The substance that constitutes a pencil lead and an important component of electric vehicle batteries is suddenly less available. China, the world’s top producer of graphite, will now require permits for shipments abroad. The country is the world’s top producer and plays a special role by refining 90 percent of the graphite used in electric vehicle batteries.
In what now seems like the ancient past, pencils were used to fill out bubble sheet forms and tests because the machines that read them did so by sensing the electrical conductivity of the graphite-filled ovals. (Today, optical scanners read such forms by sensing the reflectivity of the ovals.)
It is the conductivity of graphite which makes its so useful for electric vehicle batteries. China’s move would not be such a big deal if graphite were more evenly distributed around the world. But its production is overwhelming centered in China—which produces five times more than second-place Madagascar and 56 times more than either Canada or Russia which are tied for sixth place.

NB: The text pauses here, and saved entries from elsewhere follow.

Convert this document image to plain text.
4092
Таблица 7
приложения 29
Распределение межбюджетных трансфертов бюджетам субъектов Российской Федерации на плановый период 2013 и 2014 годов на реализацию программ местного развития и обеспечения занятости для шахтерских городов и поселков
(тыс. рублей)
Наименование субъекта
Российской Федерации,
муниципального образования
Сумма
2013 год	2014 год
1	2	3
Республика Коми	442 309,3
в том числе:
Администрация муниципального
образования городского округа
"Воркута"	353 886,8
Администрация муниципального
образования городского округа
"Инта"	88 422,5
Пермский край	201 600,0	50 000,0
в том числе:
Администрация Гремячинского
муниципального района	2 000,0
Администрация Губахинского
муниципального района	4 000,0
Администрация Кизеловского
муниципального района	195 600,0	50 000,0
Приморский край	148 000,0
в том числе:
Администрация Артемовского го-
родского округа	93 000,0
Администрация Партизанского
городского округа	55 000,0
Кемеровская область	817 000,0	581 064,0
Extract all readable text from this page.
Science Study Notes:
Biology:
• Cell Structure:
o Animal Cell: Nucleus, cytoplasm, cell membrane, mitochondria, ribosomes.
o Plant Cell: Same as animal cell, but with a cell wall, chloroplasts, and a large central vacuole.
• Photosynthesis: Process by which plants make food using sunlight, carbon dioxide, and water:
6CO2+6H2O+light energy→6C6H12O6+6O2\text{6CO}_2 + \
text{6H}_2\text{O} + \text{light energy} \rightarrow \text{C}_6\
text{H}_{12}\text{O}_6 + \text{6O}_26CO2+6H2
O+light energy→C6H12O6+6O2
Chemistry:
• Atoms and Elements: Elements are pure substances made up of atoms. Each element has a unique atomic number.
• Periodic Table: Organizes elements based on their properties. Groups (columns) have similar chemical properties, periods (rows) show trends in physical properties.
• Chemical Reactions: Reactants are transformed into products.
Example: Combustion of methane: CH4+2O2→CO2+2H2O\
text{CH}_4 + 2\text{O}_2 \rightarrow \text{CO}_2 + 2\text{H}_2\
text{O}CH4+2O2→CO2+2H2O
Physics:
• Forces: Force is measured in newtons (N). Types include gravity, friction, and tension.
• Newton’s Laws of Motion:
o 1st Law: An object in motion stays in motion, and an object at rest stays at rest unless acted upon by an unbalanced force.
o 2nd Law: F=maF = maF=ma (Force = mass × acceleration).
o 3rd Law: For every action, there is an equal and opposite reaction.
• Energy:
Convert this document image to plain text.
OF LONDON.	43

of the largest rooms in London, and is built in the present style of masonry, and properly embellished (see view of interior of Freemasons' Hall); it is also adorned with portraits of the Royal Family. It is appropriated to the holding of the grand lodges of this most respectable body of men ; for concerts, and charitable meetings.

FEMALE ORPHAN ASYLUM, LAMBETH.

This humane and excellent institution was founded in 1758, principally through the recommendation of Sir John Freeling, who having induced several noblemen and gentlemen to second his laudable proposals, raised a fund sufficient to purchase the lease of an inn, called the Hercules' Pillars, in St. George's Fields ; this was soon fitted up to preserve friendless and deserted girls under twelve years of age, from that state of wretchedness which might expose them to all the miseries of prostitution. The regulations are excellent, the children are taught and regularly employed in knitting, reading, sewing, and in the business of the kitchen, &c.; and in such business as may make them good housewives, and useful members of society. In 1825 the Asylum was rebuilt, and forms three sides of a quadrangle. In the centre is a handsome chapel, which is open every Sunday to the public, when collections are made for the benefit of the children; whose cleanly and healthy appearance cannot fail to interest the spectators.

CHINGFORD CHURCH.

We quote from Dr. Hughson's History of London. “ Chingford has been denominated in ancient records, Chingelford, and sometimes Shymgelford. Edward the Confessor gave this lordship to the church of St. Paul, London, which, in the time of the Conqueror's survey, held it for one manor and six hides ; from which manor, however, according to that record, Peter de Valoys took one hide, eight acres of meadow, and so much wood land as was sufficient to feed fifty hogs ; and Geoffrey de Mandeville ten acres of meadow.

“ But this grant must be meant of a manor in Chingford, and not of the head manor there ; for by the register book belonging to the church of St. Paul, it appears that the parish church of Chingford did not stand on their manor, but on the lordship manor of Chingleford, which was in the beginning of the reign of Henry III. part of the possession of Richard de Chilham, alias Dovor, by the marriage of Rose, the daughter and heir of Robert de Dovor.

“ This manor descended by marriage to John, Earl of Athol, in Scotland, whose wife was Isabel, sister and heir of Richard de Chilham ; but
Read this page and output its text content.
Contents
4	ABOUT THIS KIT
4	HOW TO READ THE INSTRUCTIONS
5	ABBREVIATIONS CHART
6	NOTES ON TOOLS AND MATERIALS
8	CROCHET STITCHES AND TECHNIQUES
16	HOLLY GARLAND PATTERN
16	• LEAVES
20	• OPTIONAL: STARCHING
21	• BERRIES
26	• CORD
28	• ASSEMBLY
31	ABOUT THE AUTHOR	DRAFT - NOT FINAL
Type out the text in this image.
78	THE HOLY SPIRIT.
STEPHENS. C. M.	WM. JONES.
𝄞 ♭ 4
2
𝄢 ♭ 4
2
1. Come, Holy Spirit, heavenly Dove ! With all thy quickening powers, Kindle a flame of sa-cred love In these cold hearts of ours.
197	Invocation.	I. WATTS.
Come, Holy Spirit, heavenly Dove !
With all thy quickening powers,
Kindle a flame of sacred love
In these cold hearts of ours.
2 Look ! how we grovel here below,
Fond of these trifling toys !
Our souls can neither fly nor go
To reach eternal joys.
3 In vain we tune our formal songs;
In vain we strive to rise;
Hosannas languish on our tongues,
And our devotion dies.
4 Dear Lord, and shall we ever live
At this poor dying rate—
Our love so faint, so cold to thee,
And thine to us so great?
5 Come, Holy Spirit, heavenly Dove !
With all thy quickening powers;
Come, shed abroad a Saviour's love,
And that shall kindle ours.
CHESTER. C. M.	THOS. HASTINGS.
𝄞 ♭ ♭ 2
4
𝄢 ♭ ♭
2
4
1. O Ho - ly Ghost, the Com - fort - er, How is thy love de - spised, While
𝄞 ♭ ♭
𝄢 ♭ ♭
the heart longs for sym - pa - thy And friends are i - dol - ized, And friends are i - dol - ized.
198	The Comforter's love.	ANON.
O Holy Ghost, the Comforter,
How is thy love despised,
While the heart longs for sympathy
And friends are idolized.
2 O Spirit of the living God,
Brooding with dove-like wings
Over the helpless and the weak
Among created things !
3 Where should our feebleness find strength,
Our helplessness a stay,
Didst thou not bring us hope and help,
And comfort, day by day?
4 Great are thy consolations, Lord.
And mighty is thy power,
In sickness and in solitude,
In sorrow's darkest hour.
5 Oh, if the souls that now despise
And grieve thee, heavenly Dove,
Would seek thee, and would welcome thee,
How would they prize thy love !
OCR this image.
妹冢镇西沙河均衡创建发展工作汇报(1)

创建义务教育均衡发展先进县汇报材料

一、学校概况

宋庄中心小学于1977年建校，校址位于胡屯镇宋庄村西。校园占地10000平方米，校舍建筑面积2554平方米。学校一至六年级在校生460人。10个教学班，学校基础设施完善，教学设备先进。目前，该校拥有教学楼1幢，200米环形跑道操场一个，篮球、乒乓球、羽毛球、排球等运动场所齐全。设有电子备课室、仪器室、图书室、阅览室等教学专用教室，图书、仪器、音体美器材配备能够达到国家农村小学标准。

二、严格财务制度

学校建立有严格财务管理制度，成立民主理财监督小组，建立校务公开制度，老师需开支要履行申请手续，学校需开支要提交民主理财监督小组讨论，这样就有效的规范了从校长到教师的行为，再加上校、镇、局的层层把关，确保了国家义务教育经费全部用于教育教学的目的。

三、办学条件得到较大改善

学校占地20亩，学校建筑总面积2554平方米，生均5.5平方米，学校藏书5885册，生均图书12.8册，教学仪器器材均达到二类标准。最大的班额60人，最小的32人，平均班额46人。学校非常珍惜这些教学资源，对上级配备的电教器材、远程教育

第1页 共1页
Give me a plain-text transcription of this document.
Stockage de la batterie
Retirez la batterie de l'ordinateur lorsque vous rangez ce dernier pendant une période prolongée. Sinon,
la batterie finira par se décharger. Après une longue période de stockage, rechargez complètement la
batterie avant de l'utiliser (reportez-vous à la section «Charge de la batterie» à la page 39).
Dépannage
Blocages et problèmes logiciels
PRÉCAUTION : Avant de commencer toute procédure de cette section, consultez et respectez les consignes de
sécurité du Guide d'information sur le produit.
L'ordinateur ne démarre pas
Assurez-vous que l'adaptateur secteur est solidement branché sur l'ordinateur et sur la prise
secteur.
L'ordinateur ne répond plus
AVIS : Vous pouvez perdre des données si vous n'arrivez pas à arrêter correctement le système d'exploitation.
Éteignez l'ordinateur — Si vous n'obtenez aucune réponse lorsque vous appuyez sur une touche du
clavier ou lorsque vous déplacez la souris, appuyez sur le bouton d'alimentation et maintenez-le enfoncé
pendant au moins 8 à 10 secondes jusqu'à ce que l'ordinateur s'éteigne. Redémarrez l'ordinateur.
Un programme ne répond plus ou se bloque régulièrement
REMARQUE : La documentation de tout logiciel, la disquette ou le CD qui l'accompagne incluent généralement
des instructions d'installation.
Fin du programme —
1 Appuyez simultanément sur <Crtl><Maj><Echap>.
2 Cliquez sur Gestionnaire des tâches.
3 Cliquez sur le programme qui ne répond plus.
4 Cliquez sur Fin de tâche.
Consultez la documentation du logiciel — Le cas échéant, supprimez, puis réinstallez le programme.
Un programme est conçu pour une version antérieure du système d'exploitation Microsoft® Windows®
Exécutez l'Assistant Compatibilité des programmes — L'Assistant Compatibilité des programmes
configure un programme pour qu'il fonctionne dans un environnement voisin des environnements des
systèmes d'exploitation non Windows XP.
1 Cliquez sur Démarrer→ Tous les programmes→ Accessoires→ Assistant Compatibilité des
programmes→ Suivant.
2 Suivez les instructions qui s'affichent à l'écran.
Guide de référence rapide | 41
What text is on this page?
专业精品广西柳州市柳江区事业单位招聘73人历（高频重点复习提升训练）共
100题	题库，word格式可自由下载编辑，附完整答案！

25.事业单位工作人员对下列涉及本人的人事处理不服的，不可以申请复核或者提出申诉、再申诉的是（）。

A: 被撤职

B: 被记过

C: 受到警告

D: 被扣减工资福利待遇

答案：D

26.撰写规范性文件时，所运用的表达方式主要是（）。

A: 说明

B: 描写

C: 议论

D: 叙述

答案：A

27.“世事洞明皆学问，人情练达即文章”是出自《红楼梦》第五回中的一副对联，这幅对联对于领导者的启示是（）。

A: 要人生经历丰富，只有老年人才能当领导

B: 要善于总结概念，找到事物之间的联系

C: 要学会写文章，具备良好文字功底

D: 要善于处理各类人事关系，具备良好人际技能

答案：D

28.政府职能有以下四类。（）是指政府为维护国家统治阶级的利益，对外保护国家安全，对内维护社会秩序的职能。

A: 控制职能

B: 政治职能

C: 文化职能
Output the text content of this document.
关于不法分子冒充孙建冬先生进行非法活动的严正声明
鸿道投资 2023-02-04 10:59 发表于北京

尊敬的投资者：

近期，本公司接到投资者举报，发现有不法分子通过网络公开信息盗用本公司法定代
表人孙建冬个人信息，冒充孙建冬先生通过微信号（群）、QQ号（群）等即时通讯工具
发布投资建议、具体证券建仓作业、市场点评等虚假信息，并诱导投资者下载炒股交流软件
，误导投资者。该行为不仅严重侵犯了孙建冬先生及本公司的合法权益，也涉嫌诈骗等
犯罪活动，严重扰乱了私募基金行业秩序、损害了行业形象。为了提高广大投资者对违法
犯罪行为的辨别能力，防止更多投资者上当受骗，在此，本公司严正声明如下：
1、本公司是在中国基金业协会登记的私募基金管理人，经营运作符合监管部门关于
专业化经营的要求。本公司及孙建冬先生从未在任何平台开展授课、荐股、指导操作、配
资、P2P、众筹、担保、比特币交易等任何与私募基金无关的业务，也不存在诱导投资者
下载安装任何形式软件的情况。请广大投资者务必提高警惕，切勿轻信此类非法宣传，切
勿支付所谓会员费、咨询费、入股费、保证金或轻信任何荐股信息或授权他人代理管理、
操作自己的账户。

However, the United States, a center for electric vehicle manufacture, has no domestic source of graphite. All of it must be imported.
I have previously written about a rather small U.S. government initiative to increase domestic production of graphite and other critical new energy economy resources. But the effort seems woefully underfunded compared to the task at hand.
I have also previously made the argument that a resource doesn’t have to “run out” in order for it to become unavailable. It can simply become too costly for its intended purpose—either because it becomes too expensive to extract and refine and/or because those countries which produce it hold it back for their own use or to punish those they see as adversaries.
As countries become increasingly worried about having enough of the resources they need to reach their own goals for their economy and their environment, the desire to keep critical materials from going abroad will grow.
Earlier this year the Chinese reduced exports of gallium and germanium—two metals needed to make advanced microchips—after the United States banned the sale of advanced chips to China. As it turns out, the United States imports all of its gallium and more than 50 percent of its germanium. And, the lion’s share of those imports comes from a country in Asia whose name begins with “C.” Oh, what a tangled resource and logistics web we weave!
There is no clear end to this competition for increasingly coveted critical resources. And yet, the success of the new energy economy seems premised on the uninterrupted availability and affordable price of such resources. The recent Chinese action is only the beginning of a trend that few people understand as long term.